Irish emigrants following their American Dream in ways they never expected


Having spent his first year out of college taking internships in legal editing and human rights abroad, he came to New York City last year on a similar trajectory. Twelve months later he has resurrected a childhood passion for acting and dance. 

Having taken several classes and embraced the city’s theatrics, he has been temporarily drawn away from law and been awakened to the realization that we are young enough to take risks and give our passions a chance to flourish. 

There is also an influx of accidental adventurers who are intriguing to follow. Many have fallen into jobs and career paths that they never would have imagined before moving to New York. 

Whether it’s designing apps and learning to code in the tech business with a degree in zoology, or joining a dance troupe while bartending to make rent and keeping up a “social media internship” to keep the visa hounds off your back, the city is full of us. 

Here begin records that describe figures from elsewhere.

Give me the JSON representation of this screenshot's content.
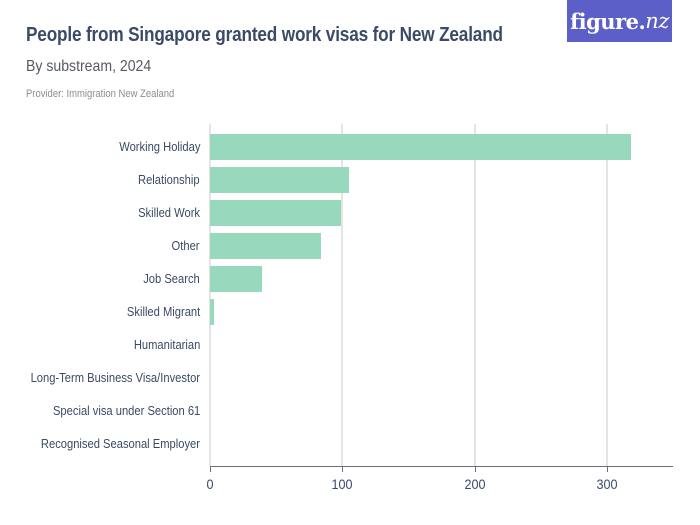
{
  "header": {
    "title": "People from Singapore granted work visas for New Zealand",
    "subtitle": "By substream, 2024",
    "provider": "Provider: Immigration New Zealand",
    "logo_text": "figure.",
    "logo_suffix": "nz"
  },
  "colors": {
    "bar": "#98d8bc",
    "logo_bg": "#5b5fc7",
    "text": "#3b4a66",
    "grid": "#e4e4e4"
  },
  "chart_data": {
    "type": "bar",
    "orientation": "horizontal",
    "title": "People from Singapore granted work visas for New Zealand",
    "subtitle": "By substream, 2024",
    "source": "Provider: Immigration New Zealand",
    "categories": [
      "Working Holiday",
      "Relationship",
      "Skilled Work",
      "Other",
      "Job Search",
      "Skilled Migrant",
      "Humanitarian",
      "Long-Term Business Visa/Investor",
      "Special visa under Section 61",
      "Recognised Seasonal Employer"
    ],
    "values": [
      318,
      105,
      99,
      84,
      39,
      3,
      0,
      0,
      0,
      0
    ],
    "xlabel": "",
    "ylabel": "",
    "xlim": [
      0,
      350
    ],
    "xticks": [
      0,
      100,
      200,
      300
    ],
    "xtick_labels": [
      "0",
      "100",
      "200",
      "300"
    ],
    "grid": true,
    "legend": null
  }
}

Peppered across Brooklyn and Queens, the Irish are continuing to prove themselves brave, bold and willing to try. You don’t simply leave the comfort and solace of books behind for a lifestyle like this unless it is something you are truly passionate about, or a risk you are really willing to take.  There is a drive behind people like this that pushes you to grab this year in New York by the scruff of the neck and make it work for you.

Before coming to New York, I was told time and again that it is a sink-or-swim city, and not to feel bad if I failed. Looking around me, I see a group of people trying their best and often succeeding to the point of exceeding their own expectations of themselves. 

Irish people are notoriously self-deprecating and will continually doubt their own abilities, but the graduates out here can take at least a little pride in what they have done – even though I doubt any of us will. It requires a huge leap of faith to abandon home and land in this city lost, broke, and terrified. 

Whether we return to Ireland having taken leaps and bounds in our career, or having simply survived, we will all have a story worth coming home to tell.